How can you tell the difference between an Insulinoma and overdose of exogenous insulin?
With exogenous insulin, insulin will be high but C-peptide will be low. Both will be high with insulinomas.
Devastating hypersecretion of insulin in the newborn, and required treatment.
Nesidioblastosis. Requires 95% pancreatectomy.
Consider this if a patient is described as having Migratory necrolytic dermatitis, resistant to all forms of therapy, with mild diabetes, a touch of anemia, glossitis, and stomatitis
Glucagonoma. resect it.
Drugs that help with metastatic, inoperable glucagonoma
Somatostatin and Streptozosin
What should you suspect in a patient with hypokalemia and hypertension? Mechanism?
Hyperaldosteronism. Aldosterone acts on the distal convoluted tubule of the kidney to increase sodium reabsorption. This causes passive reabsorption of water and increases extracellular volume and blood pressure. To balance the positively charged sodium ions, potassium is excreted in the urine.
Patient with hypokalemic, hypernatremic, metabolic alkalosis
Primary hyperaldosteronism
How to tell the difference between primary hyperaldosteronism caused by hyperplasia vs. adenoma
Hyperplasia will react appropriately to posture: more aldosterone produced upright.
No response to posture indicates adenoma.
Suspect this in thin, hyperactive women who have attacks of headache, flushing, and palpitations, with episodic or sustained extremely high blood pressure.
Pheochromocytoma
Workup for pheochromocytoma
24-hour urinary determination of vanillylmandelic acid (VMA-easy to do, but may give false positives), metanephrines (more specific), or free urinary catecholamines. Follow with CT scan of adrenal glands or radionuclide studies if looking for extraadrenal sites. Tumors are usually large.
Suspect this in patients who are typically young and have hypertension in the arms, with normal pressure (or low pressure, or no clinical pulses) in the lower extremities. Chest x-ray shows scalloping of the ribs (erosion from large collateral intercostals).
Coarctation in the aorta
Two distinct groups of patients who have renovascular hypertension
Young women with fibromuscular dysplasia or old men with arteriosclerotic occlusive disease. In both groups hypertension is resistant to the usual medications, and a telltale faint bruit over the flank or upper abdomen suggests the diagnosis.
Hypercortisolism AKA
Cushing’s syndrome
Hyperaldosteronism AKA
Conn’s syndrome
Functional adrenal tumors typically secrete which three hormones?
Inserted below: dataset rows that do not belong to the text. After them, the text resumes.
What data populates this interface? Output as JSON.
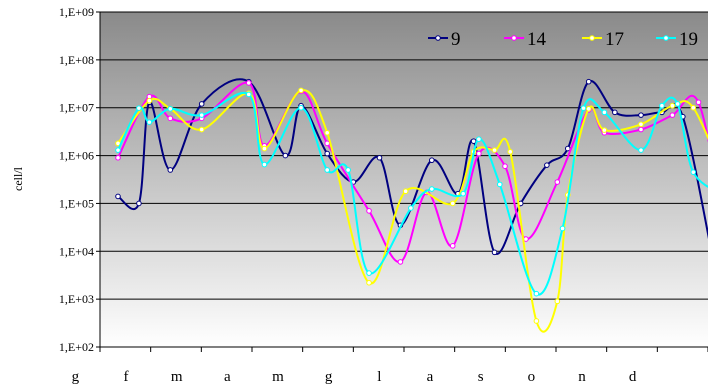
{
  "chart_data": {
    "type": "line",
    "title": "",
    "xlabel": "",
    "ylabel": "cell/l",
    "y_scale": "log",
    "ylim": [
      100,
      1000000000
    ],
    "y_tick_labels": [
      "1,E+02",
      "1,E+03",
      "1,E+04",
      "1,E+05",
      "1,E+06",
      "1,E+07",
      "1,E+08",
      "1,E+09"
    ],
    "y_tick_values": [
      100,
      1000,
      10000,
      100000,
      1000000,
      10000000,
      100000000,
      1000000000
    ],
    "x_month_labels": [
      "g",
      "f",
      "m",
      "a",
      "m",
      "g",
      "l",
      "a",
      "s",
      "o",
      "n",
      "d"
    ],
    "grid": "horizontal",
    "legend_position": "top-right",
    "series": [
      {
        "name": "9",
        "color": "#000080",
        "x": [
          0.0,
          0.4,
          0.6,
          1.0,
          1.6,
          2.5,
          3.2,
          3.5,
          4.0,
          4.5,
          5.0,
          5.4,
          6.0,
          6.5,
          6.8,
          7.2,
          7.7,
          8.2,
          8.6,
          9.0,
          9.5,
          10.0,
          10.4,
          10.8,
          11.4
        ],
        "y": [
          140000,
          100000,
          13000000,
          500000,
          12000000,
          35000000,
          1000000,
          11000000,
          1100000,
          280000,
          900000,
          35000,
          800000,
          160000,
          2000000,
          9500,
          100000,
          630000,
          1400000,
          35000000,
          8000000,
          7000000,
          8000000,
          6500000,
          5000
        ]
      },
      {
        "name": "14",
        "color": "#ff00ff",
        "x": [
          0.0,
          0.6,
          1.0,
          1.6,
          2.5,
          2.8,
          3.5,
          4.0,
          4.8,
          5.4,
          5.9,
          6.4,
          6.9,
          7.4,
          7.8,
          8.4,
          9.0,
          9.3,
          10.0,
          10.6,
          11.1,
          11.6
        ],
        "y": [
          900000,
          17000000,
          6000000,
          6000000,
          33000000,
          1600000,
          22000000,
          1800000,
          70000,
          6000,
          170000,
          13000,
          1100000,
          600000,
          18000,
          280000,
          9000000,
          3000000,
          3500000,
          7000000,
          13000000,
          30000
        ]
      },
      {
        "name": "17",
        "color": "#ffff00",
        "x": [
          0.0,
          0.6,
          1.0,
          1.6,
          2.5,
          2.8,
          3.5,
          4.0,
          4.8,
          5.5,
          6.4,
          6.8,
          7.2,
          7.5,
          8.0,
          8.4,
          8.6,
          9.0,
          9.3,
          10.0,
          10.6,
          11.0,
          11.6
        ],
        "y": [
          1800000,
          14000000,
          9500000,
          3500000,
          20000000,
          1400000,
          23000000,
          3000000,
          2200,
          180000,
          100000,
          1200000,
          1300000,
          1200000,
          350,
          900,
          150000,
          9500000,
          3400000,
          4500000,
          11000000,
          10000000,
          350000
        ]
      },
      {
        "name": "19",
        "color": "#00ffff",
        "x": [
          0.0,
          0.4,
          0.6,
          1.0,
          1.6,
          2.5,
          2.8,
          3.5,
          4.0,
          4.4,
          4.8,
          5.6,
          6.0,
          6.6,
          6.9,
          7.3,
          8.0,
          8.5,
          8.9,
          9.3,
          10.0,
          10.4,
          10.7,
          11.0,
          11.6
        ],
        "y": [
          1300000,
          9800000,
          5000000,
          9500000,
          7000000,
          19000000,
          650000,
          10000000,
          500000,
          500000,
          3500,
          80000,
          200000,
          160000,
          2200000,
          250000,
          1300,
          30000,
          9800000,
          8000000,
          1300000,
          11000000,
          12000000,
          450000,
          150000
        ]
      }
    ]
  }
}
Cortisol (Cushing’s), Aldosterone (Conn’s), and Catecholamines (Pheochromocytoma)
Two endogenous causes of hypercortisolism
Cortisol-producing adrenal adenoma, or a tumor producing ACTH usually in pituitary (more common)
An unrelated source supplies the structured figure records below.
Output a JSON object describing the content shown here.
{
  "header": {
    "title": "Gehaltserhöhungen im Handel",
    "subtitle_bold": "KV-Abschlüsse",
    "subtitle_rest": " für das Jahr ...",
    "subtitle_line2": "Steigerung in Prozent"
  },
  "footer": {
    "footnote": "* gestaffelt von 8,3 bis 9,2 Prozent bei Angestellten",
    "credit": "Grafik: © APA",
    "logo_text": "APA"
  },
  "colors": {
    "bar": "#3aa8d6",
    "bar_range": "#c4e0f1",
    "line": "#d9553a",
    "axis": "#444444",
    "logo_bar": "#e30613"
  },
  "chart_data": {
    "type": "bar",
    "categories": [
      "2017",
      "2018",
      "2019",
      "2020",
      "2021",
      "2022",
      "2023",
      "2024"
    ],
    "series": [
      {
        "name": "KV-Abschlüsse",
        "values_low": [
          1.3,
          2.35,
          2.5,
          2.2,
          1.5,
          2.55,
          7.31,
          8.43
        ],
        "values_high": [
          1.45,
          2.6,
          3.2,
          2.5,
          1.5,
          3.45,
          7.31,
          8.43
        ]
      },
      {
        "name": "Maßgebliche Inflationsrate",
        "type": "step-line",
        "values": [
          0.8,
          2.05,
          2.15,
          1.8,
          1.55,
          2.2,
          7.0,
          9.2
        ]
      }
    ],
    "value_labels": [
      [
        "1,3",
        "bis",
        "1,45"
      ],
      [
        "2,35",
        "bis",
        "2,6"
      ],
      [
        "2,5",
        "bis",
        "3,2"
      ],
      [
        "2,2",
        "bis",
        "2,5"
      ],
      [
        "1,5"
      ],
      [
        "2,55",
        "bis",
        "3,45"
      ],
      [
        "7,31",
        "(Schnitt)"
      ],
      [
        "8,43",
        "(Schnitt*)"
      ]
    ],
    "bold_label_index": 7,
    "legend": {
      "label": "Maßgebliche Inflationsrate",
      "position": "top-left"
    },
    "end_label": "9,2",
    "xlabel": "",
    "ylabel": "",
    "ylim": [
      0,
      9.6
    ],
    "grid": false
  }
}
Cushing’s syndrome vs. Cushing’s disease
Syndrome = constallation of features and findings, regardless of etiology. Disease = specifically the ACTH-producing pituitary adenoma.
Great treatment for hyperaldosteronism
Spironolactone (an aldosterone antagonist)
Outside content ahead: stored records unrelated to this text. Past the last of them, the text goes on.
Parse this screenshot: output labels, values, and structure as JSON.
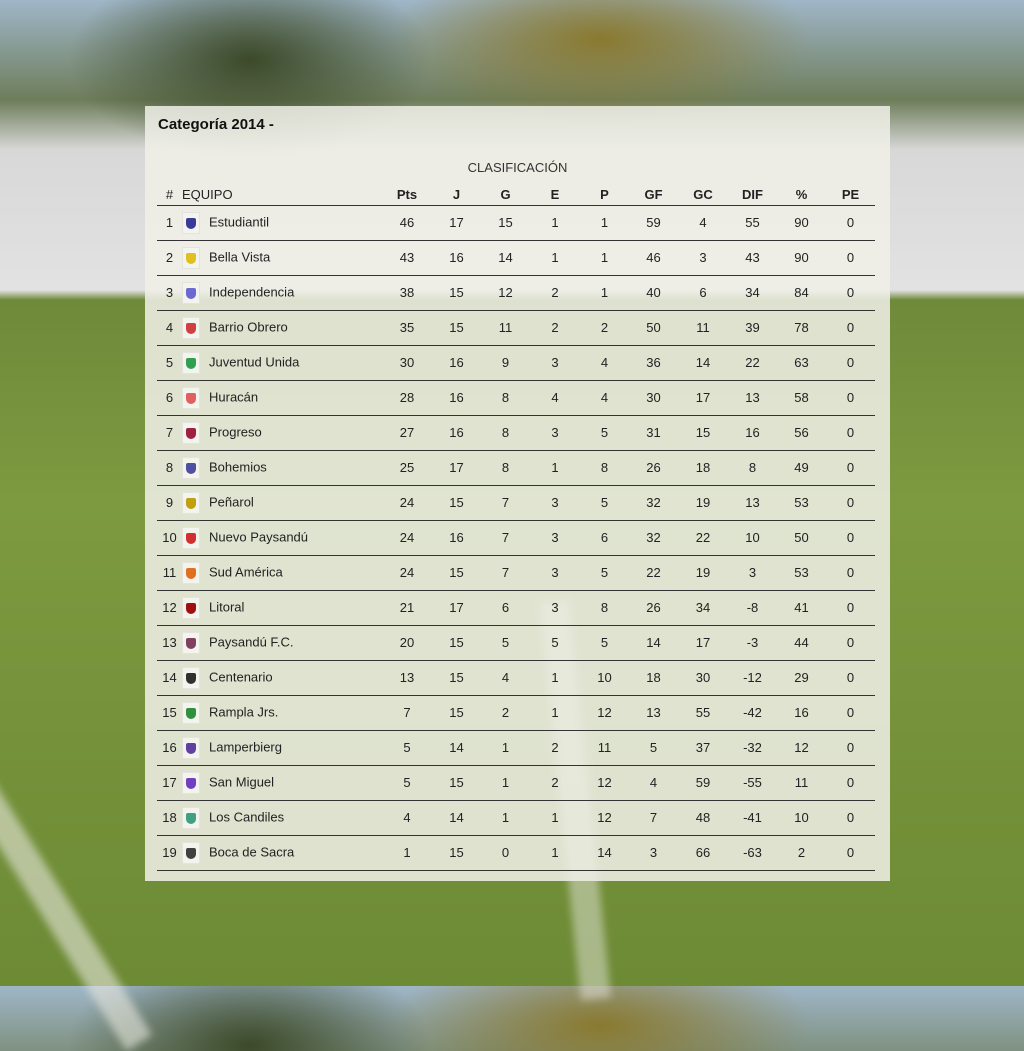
{
  "title": "Categoría 2014 -",
  "caption": "CLASIFICACIÓN",
  "columns": [
    "#",
    "EQUIPO",
    "Pts",
    "J",
    "G",
    "E",
    "P",
    "GF",
    "GC",
    "DIF",
    "%",
    "PE"
  ],
  "rows": [
    {
      "pos": "1",
      "team": "Estudiantil",
      "color": "#3a3a9a",
      "stats": [
        "46",
        "17",
        "15",
        "1",
        "1",
        "59",
        "4",
        "55",
        "90",
        "0"
      ]
    },
    {
      "pos": "2",
      "team": "Bella Vista",
      "color": "#e0c020",
      "stats": [
        "43",
        "16",
        "14",
        "1",
        "1",
        "46",
        "3",
        "43",
        "90",
        "0"
      ]
    },
    {
      "pos": "3",
      "team": "Independencia",
      "color": "#6a6ad0",
      "stats": [
        "38",
        "15",
        "12",
        "2",
        "1",
        "40",
        "6",
        "34",
        "84",
        "0"
      ]
    },
    {
      "pos": "4",
      "team": "Barrio Obrero",
      "color": "#d04040",
      "stats": [
        "35",
        "15",
        "11",
        "2",
        "2",
        "50",
        "11",
        "39",
        "78",
        "0"
      ]
    },
    {
      "pos": "5",
      "team": "Juventud Unida",
      "color": "#30a050",
      "stats": [
        "30",
        "16",
        "9",
        "3",
        "4",
        "36",
        "14",
        "22",
        "63",
        "0"
      ]
    },
    {
      "pos": "6",
      "team": "Huracán",
      "color": "#e06060",
      "stats": [
        "28",
        "16",
        "8",
        "4",
        "4",
        "30",
        "17",
        "13",
        "58",
        "0"
      ]
    },
    {
      "pos": "7",
      "team": "Progreso",
      "color": "#a02040",
      "stats": [
        "27",
        "16",
        "8",
        "3",
        "5",
        "31",
        "15",
        "16",
        "56",
        "0"
      ]
    },
    {
      "pos": "8",
      "team": "Bohemios",
      "color": "#5050a0",
      "stats": [
        "25",
        "17",
        "8",
        "1",
        "8",
        "26",
        "18",
        "8",
        "49",
        "0"
      ]
    },
    {
      "pos": "9",
      "team": "Peñarol",
      "color": "#c0a010",
      "stats": [
        "24",
        "15",
        "7",
        "3",
        "5",
        "32",
        "19",
        "13",
        "53",
        "0"
      ]
    },
    {
      "pos": "10",
      "team": "Nuevo Paysandú",
      "color": "#d03030",
      "stats": [
        "24",
        "16",
        "7",
        "3",
        "6",
        "32",
        "22",
        "10",
        "50",
        "0"
      ]
    },
    {
      "pos": "11",
      "team": "Sud América",
      "color": "#e07020",
      "stats": [
        "24",
        "15",
        "7",
        "3",
        "5",
        "22",
        "19",
        "3",
        "53",
        "0"
      ]
    },
    {
      "pos": "12",
      "team": "Litoral",
      "color": "#a01010",
      "stats": [
        "21",
        "17",
        "6",
        "3",
        "8",
        "26",
        "34",
        "-8",
        "41",
        "0"
      ]
    },
    {
      "pos": "13",
      "team": "Paysandú F.C.",
      "color": "#804060",
      "stats": [
        "20",
        "15",
        "5",
        "5",
        "5",
        "14",
        "17",
        "-3",
        "44",
        "0"
      ]
    },
    {
      "pos": "14",
      "team": "Centenario",
      "color": "#303030",
      "stats": [
        "13",
        "15",
        "4",
        "1",
        "10",
        "18",
        "30",
        "-12",
        "29",
        "0"
      ]
    },
    {
      "pos": "15",
      "team": "Rampla Jrs.",
      "color": "#309040",
      "stats": [
        "7",
        "15",
        "2",
        "1",
        "12",
        "13",
        "55",
        "-42",
        "16",
        "0"
      ]
    },
    {
      "pos": "16",
      "team": "Lamperbierg",
      "color": "#6040a0",
      "stats": [
        "5",
        "14",
        "1",
        "2",
        "11",
        "5",
        "37",
        "-32",
        "12",
        "0"
      ]
    },
    {
      "pos": "17",
      "team": "San Miguel",
      "color": "#7040c0",
      "stats": [
        "5",
        "15",
        "1",
        "2",
        "12",
        "4",
        "59",
        "-55",
        "11",
        "0"
      ]
    },
    {
      "pos": "18",
      "team": "Los Candiles",
      "color": "#40a080",
      "stats": [
        "4",
        "14",
        "1",
        "1",
        "12",
        "7",
        "48",
        "-41",
        "10",
        "0"
      ]
    },
    {
      "pos": "19",
      "team": "Boca de Sacra",
      "color": "#404040",
      "stats": [
        "1",
        "15",
        "0",
        "1",
        "14",
        "3",
        "66",
        "-63",
        "2",
        "0"
      ]
    }
  ]
}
Physical effects of hypokalemia (list 3)
Muscle cramping, muscle weakness, and rarely paralysis
Fear this cancer in a person with Cushing’s syndrome, because they’re usually found late and are very lethal
Adrenocortical Carcinoma
What is an Adrenal Incidentaloma?
An incidentally discovered mass seen on imaging performed for an unrelated reason.